All else (i.e gender) being equal, the change in the probability of being killed increases by 2% when the age increases by 1 year.

M_small <- glm(killed ~ age, data = users, family = binomial(link = "logit"))

texreg::screenreg(list(M, M_small))


============================================
                Model 1        Model 2      
--------------------------------------------
(Intercept)         -4.35 ***      -4.47 ***
                    (0.04)         (0.04)   
age                  0.02 ***       0.02 ***
                    (0.00)         (0.00)   
sexeFemale          -0.56 ***               
                    (0.04)                  
--------------------------------------------
AIC              31331.57       31533.55    
BIC              31360.75       31553.01    
Log Likelihood  -15662.79      -15764.78    
Deviance         31325.57       31529.55    
Num. obs.       123785         123787       
============================================
*** p < 0.001; ** p < 0.01; * p < 0.05

AIC is lower in M (Model 1) than M_small (Model 2) : M is a better model. So including the gender in the model seems to improve the quality of the prediction.

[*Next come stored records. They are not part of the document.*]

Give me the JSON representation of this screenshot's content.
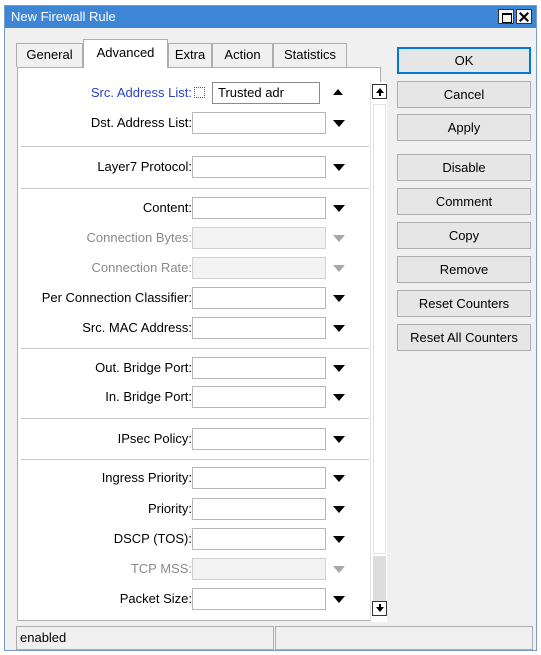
{
  "window": {
    "title": "New Firewall Rule"
  },
  "tabs": [
    {
      "label": "General",
      "active": false
    },
    {
      "label": "Advanced",
      "active": true
    },
    {
      "label": "Extra",
      "active": false
    },
    {
      "label": "Action",
      "active": false
    },
    {
      "label": "Statistics",
      "active": false
    }
  ],
  "fields": {
    "src_address_list": {
      "label": "Src. Address List:",
      "value": "Trusted adr",
      "negate_checked": false
    },
    "dst_address_list": {
      "label": "Dst. Address List:",
      "value": ""
    },
    "layer7_protocol": {
      "label": "Layer7 Protocol:",
      "value": ""
    },
    "content": {
      "label": "Content:",
      "value": ""
    },
    "connection_bytes": {
      "label": "Connection Bytes:",
      "value": "",
      "disabled": true
    },
    "connection_rate": {
      "label": "Connection Rate:",
      "value": "",
      "disabled": true
    },
    "per_connection_classifier": {
      "label": "Per Connection Classifier:",
      "value": ""
    },
    "src_mac_address": {
      "label": "Src. MAC Address:",
      "value": ""
    },
    "out_bridge_port": {
      "label": "Out. Bridge Port:",
      "value": ""
    },
    "in_bridge_port": {
      "label": "In. Bridge Port:",
      "value": ""
    },
    "ipsec_policy": {
      "label": "IPsec Policy:",
      "value": ""
    },
    "ingress_priority": {
      "label": "Ingress Priority:",
      "value": ""
    },
    "priority": {
      "label": "Priority:",
      "value": ""
    },
    "dscp_tos": {
      "label": "DSCP (TOS):",
      "value": ""
    },
    "tcp_mss": {
      "label": "TCP MSS:",
      "value": "",
      "disabled": true
    },
    "packet_size": {
      "label": "Packet Size:",
      "value": ""
    }
  },
  "buttons": {
    "ok": "OK",
    "cancel": "Cancel",
    "apply": "Apply",
    "disable": "Disable",
    "comment": "Comment",
    "copy": "Copy",
    "remove": "Remove",
    "reset_counters": "Reset Counters",
    "reset_all_counters": "Reset All Counters"
  },
  "status": {
    "left": "enabled",
    "right": ""
  },
  "colors": {
    "titlebar": "#3d86d6",
    "link_label": "#2a40c8",
    "disabled_label": "#8a8a8a",
    "ok_border": "#0078d7"
  }
}
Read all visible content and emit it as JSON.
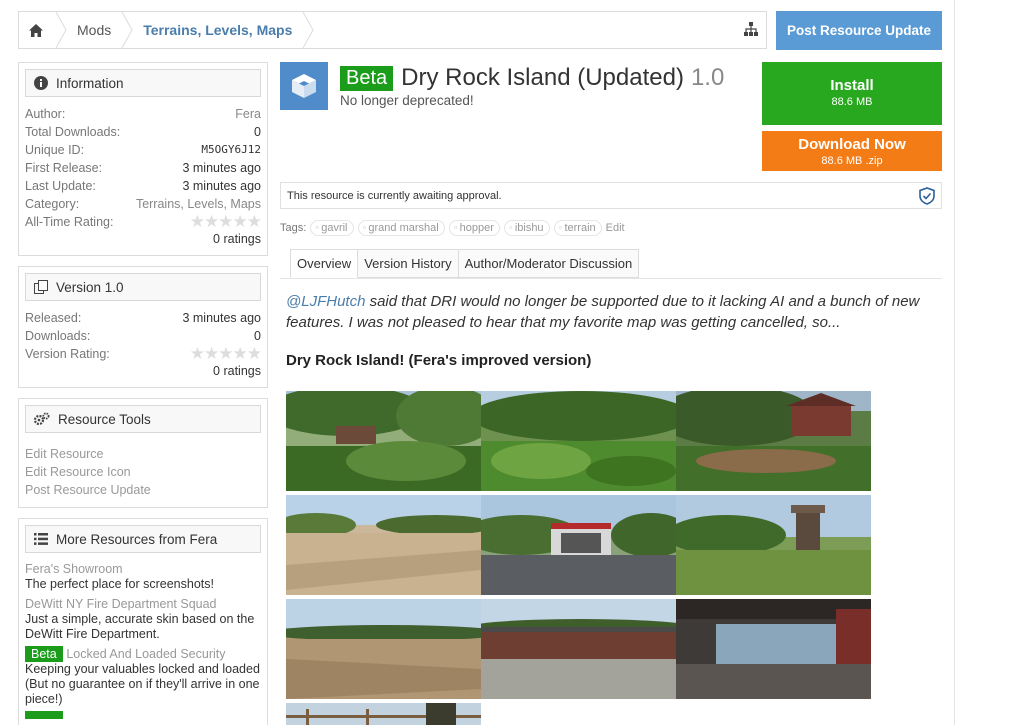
{
  "breadcrumb": {
    "items": [
      "Mods",
      "Terrains, Levels, Maps"
    ]
  },
  "header": {
    "post_update_label": "Post Resource Update"
  },
  "resource": {
    "badge": "Beta",
    "title": "Dry Rock Island (Updated)",
    "version": "1.0",
    "tagline": "No longer deprecated!"
  },
  "install": {
    "label": "Install",
    "size": "88.6 MB"
  },
  "download": {
    "label": "Download Now",
    "size": "88.6 MB .zip"
  },
  "notice": "This resource is currently awaiting approval.",
  "tags": {
    "label": "Tags:",
    "items": [
      "gavril",
      "grand marshal",
      "hopper",
      "ibishu",
      "terrain"
    ],
    "edit": "Edit"
  },
  "tabs": [
    "Overview",
    "Version History",
    "Author/Moderator Discussion"
  ],
  "description": {
    "mention": "@LJFHutch",
    "text": " said that DRI would no longer be supported due to it lacking AI and a bunch of new features. I was not pleased to hear that my favorite map was getting cancelled, so...",
    "heading": "Dry Rock Island! (Fera's improved version)"
  },
  "information": {
    "title": "Information",
    "rows": [
      {
        "k": "Author:",
        "v": "Fera"
      },
      {
        "k": "Total Downloads:",
        "v": "0"
      },
      {
        "k": "Unique ID:",
        "v": "M5OGY6J12"
      },
      {
        "k": "First Release:",
        "v": "3 minutes ago"
      },
      {
        "k": "Last Update:",
        "v": "3 minutes ago"
      },
      {
        "k": "Category:",
        "v": "Terrains, Levels, Maps"
      },
      {
        "k": "All-Time Rating:",
        "v": ""
      }
    ],
    "ratings": "0 ratings"
  },
  "version_block": {
    "title": "Version 1.0",
    "rows": [
      {
        "k": "Released:",
        "v": "3 minutes ago"
      },
      {
        "k": "Downloads:",
        "v": "0"
      },
      {
        "k": "Version Rating:",
        "v": ""
      }
    ],
    "ratings": "0 ratings"
  },
  "tools": {
    "title": "Resource Tools",
    "links": [
      "Edit Resource",
      "Edit Resource Icon",
      "Post Resource Update"
    ]
  },
  "more": {
    "title": "More Resources from Fera",
    "items": [
      {
        "title": "Fera's Showroom",
        "desc": "The perfect place for screenshots!"
      },
      {
        "title": "DeWitt NY Fire Department Squad",
        "desc": "Just a simple, accurate skin based on the DeWitt Fire Department."
      },
      {
        "badge": "Beta",
        "title": "Locked And Loaded Security",
        "desc": "Keeping your valuables locked and loaded (But no guarantee on if they'll arrive in one piece!)"
      }
    ]
  },
  "colors": {
    "accent": "#5a9bd5",
    "install": "#27a81e",
    "download": "#f47c16",
    "beta": "#1b9d1b"
  }
}
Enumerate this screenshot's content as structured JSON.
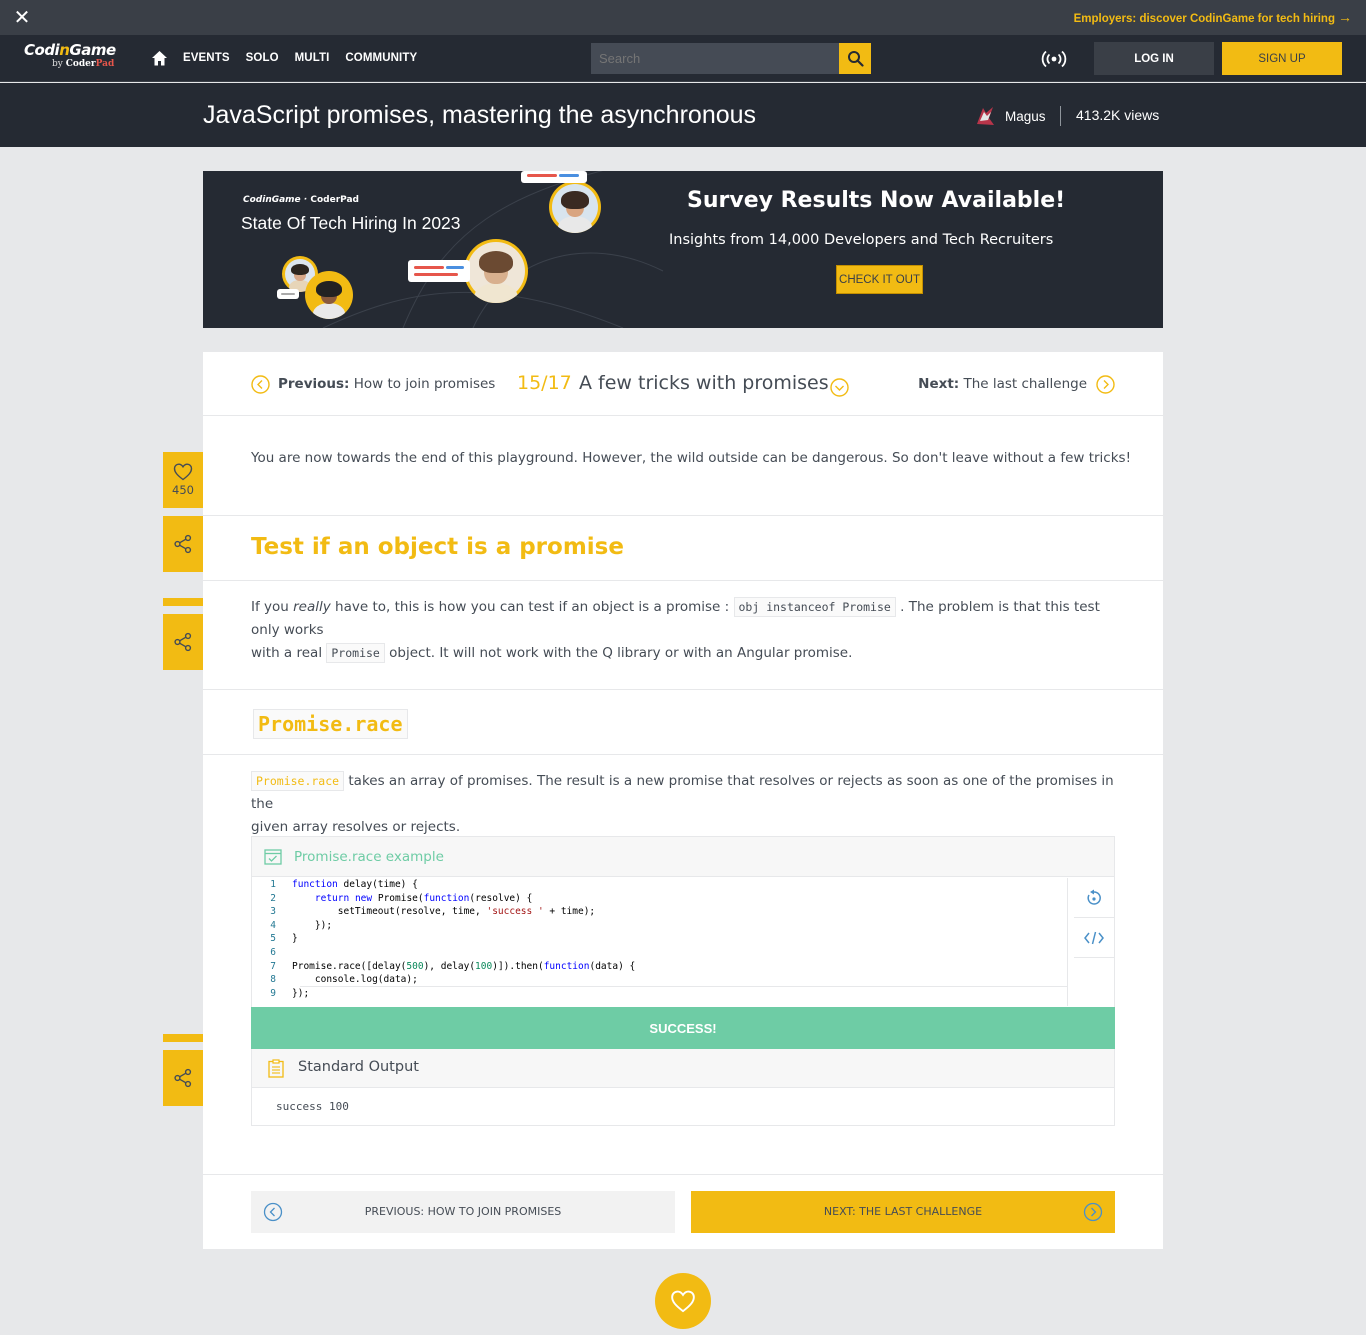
{
  "promo": {
    "close_icon": "close-icon",
    "link_label": "Employers: discover CodinGame for tech hiring",
    "link_arrow": "→"
  },
  "nav": {
    "logo_main_a": "Codi",
    "logo_main_b": "n",
    "logo_main_c": "Game",
    "logo_by": "by ",
    "logo_coder": "Coder",
    "logo_pad": "Pad",
    "links": [
      "EVENTS",
      "SOLO",
      "MULTI",
      "COMMUNITY"
    ],
    "search_placeholder": "Search",
    "login_label": "LOG IN",
    "signup_label": "SIGN UP",
    "accent_color": "#f2bb13"
  },
  "header": {
    "title": "JavaScript promises, mastering the asynchronous",
    "author": "Magus",
    "views": "413.2K views"
  },
  "banner": {
    "brand_a": "CodinGame",
    "brand_sep": " · ",
    "brand_b": "CoderPad",
    "subtitle": "State Of Tech Hiring In 2023",
    "title": "Survey Results Now Available!",
    "description": "Insights from 14,000 Developers and Tech Recruiters",
    "cta": "CHECK IT OUT"
  },
  "lesson_nav": {
    "prev_prefix": "Previous:",
    "prev_title": "How to join promises",
    "counter": "15/17",
    "current_title": "A few tricks with promises",
    "next_prefix": "Next:",
    "next_title": "The last challenge"
  },
  "content": {
    "intro": "You are now towards the end of this playground. However, the wild outside can be dangerous. So don't leave without a few tricks!",
    "section1_title": "Test if an object is a promise",
    "s1_p1_a": "If you ",
    "s1_p1_em": "really",
    "s1_p1_b": " have to, this is how you can test if an object is a promise : ",
    "s1_code1": "obj instanceof Promise",
    "s1_p1_c": " . The problem is that this test only works",
    "s1_p2_a": "with a real ",
    "s1_code2": "Promise",
    "s1_p2_b": " object. It will not work with the Q library or with an Angular promise.",
    "section2_title": "Promise.race",
    "s2_code": "Promise.race",
    "s2_p1": " takes an array of promises. The result is a new promise that resolves or rejects as soon as one of the promises in the",
    "s2_p2": "given array resolves or rejects."
  },
  "code_block": {
    "label": "Promise.race example",
    "lines": [
      "1",
      "2",
      "3",
      "4",
      "5",
      "6",
      "7",
      "8",
      "9"
    ],
    "success_label": "SUCCESS!",
    "output_label": "Standard Output",
    "output_text": "success 100",
    "reset_icon": "reset-icon",
    "code_icon": "code-icon"
  },
  "bottom_nav": {
    "prev_label": "PREVIOUS: HOW TO JOIN PROMISES",
    "next_label": "NEXT: THE LAST CHALLENGE"
  },
  "sidebar": {
    "like_count": "450"
  }
}
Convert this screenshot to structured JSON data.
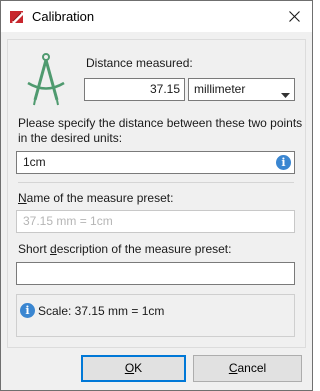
{
  "window": {
    "title": "Calibration",
    "close_glyph": "close-icon"
  },
  "distance": {
    "label": "Distance measured:",
    "value": "37.15",
    "unit_selected": "millimeter"
  },
  "specify": {
    "label_line1": "Please specify the distance between these two points",
    "label_line2": "in the desired units:",
    "value": "1cm"
  },
  "preset_name": {
    "label_mnemonic": "N",
    "label_rest": "ame of the measure preset:",
    "placeholder": "37.15 mm = 1cm"
  },
  "preset_desc": {
    "label_pre": "Short ",
    "label_mnemonic": "d",
    "label_rest": "escription of the measure preset:",
    "value": ""
  },
  "scale": {
    "text": "Scale: 37.15 mm = 1cm"
  },
  "buttons": {
    "ok_mnemonic": "O",
    "ok_rest": "K",
    "cancel_mnemonic": "C",
    "cancel_rest": "ancel"
  },
  "colors": {
    "accent": "#0078d7",
    "info": "#3a86d1",
    "icon_red": "#c8262d",
    "compass_green": "#4f9a6f"
  },
  "icons": {
    "app": "app-icon",
    "compass": "compass-icon",
    "info": "info-icon",
    "dropdown": "chevron-down-icon"
  }
}
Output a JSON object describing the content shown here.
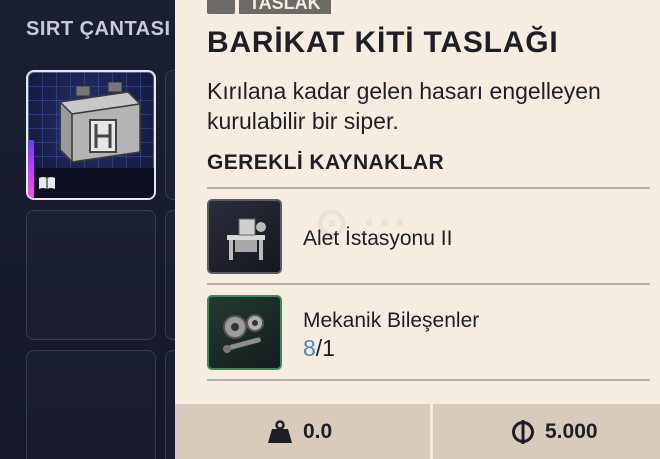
{
  "backpack": {
    "title": "SIRT ÇANTASI"
  },
  "item": {
    "category": "TASLAK",
    "title": "BARİKAT KİTİ TASLAĞI",
    "description": "Kırılana kadar gelen hasarı engelleyen kurulabilir bir siper.",
    "requirements_title": "GEREKLİ KAYNAKLAR",
    "requirements": [
      {
        "name": "Alet İstasyonu II",
        "icon": "workbench-icon"
      },
      {
        "name": "Mekanik Bileşenler",
        "icon": "gears-icon",
        "have": "8",
        "need": "/1"
      }
    ]
  },
  "footer": {
    "weight": "0.0",
    "weight_icon": "weight-icon",
    "value": "5.000",
    "value_icon": "coin-icon"
  },
  "colors": {
    "panel_bg": "#f7ece0",
    "footer_bg": "#d9cbbb",
    "have_count": "#4c87b5",
    "rarity": "#c43cff"
  }
}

In addition, the variable sexe is highly significant.

Submission

Submit your completed exam2_solution.R script via email to kim.antunez@sciencespo.fr by the specified deadline. Use the email subject: “DSR Exam 2 Submission” and detail the names of the students.

Make sure your script is well-organized. It should include clear and concise code, comments explaining your approach, and visualizations (if required).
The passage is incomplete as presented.